If nothing else, 'Trance' is a supreme exercise in style and the visual craft of filmmaking.  I mean this is film that looks good, sounds good, feels good, and it's one of those movies that, while you're watching it, makes you feel three levels cooler just sitting in front of it.  If I were throwing a dinner party, I'd put 'Trance' on in the background as Anthony Dod Mantle's cinematography, James McAvoy's accent, Vincent Cassel's existence and Rosario Dawson's lips would give me an artificial level of class that would be impossible to reproduce on my own.  But as to the content that is encased within this glossy style?  Well….

As the film plays on, it doesn't take long for the audience to realize that our minds are being tampered with by the filmmakers, which kinds of gives a slight pass on a lot of the implausibility that we are seeing, but as pointed to earlier, everything feels so right in this movie, it's still quite enjoyable.  Then we enter a phase where have to start questioning what is real and what isn't real, and then characters start doing things, particularly the character of Elizabeth which don't seem to make much sense, even when we get to our big reveal.  In fact it makes negative sense.  The whole crux of what we are experiencing in this movie pretty much hinges on the character of Elizabeth and she's about as ill-defined a main character in a movie that we have seen in some time.  The problem with this is that we are left to guess as to a lot of what her motivation is.  At least that which she doesn't explicitly explain to us.

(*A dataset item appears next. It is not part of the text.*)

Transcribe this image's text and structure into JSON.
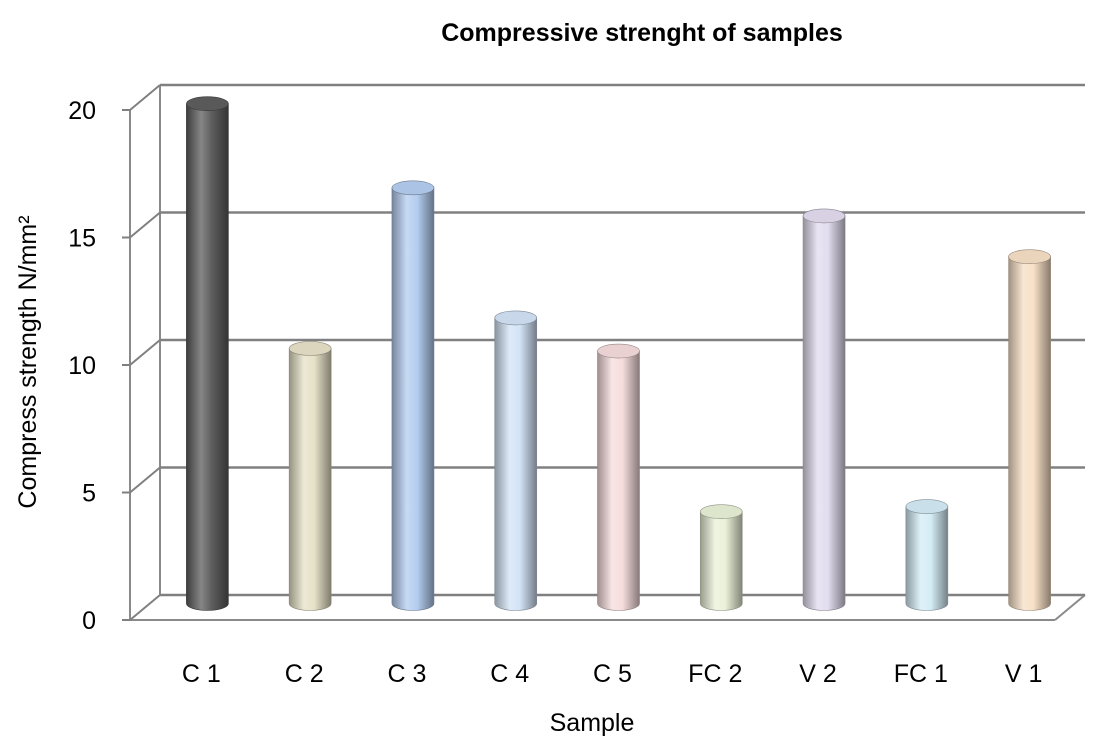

This brings to my main issue with this film, the end.  Not so much how it ended, but how it was delivered.  There was that word 'organically' I used earlier, and the best of these kinds of movies allow the twists and turns to be delivered and experienced by the audience in just that way.  What we had here was a variation of the talking killer.  That characters that explains everything before the end of the movie, instead of just putting a bullet in the head of our hero.  So while everything that was going was being laid out for us in excruciating detail, I just imagine how much better it would've been if the audience could've experienced this awesome twistiness that has been setup for the last 100 or so minutes via the actual narrative, instead of having somebody just run it down for us like they were reading a grocery list.  I know that's hard to pull off, but this is what makes these kinds of movies great. 

Again, I enjoyed 'Trance' well enough, a stylish exercise executed by a master story teller, oh… but I'm thinking there was an opportunity here for something really special.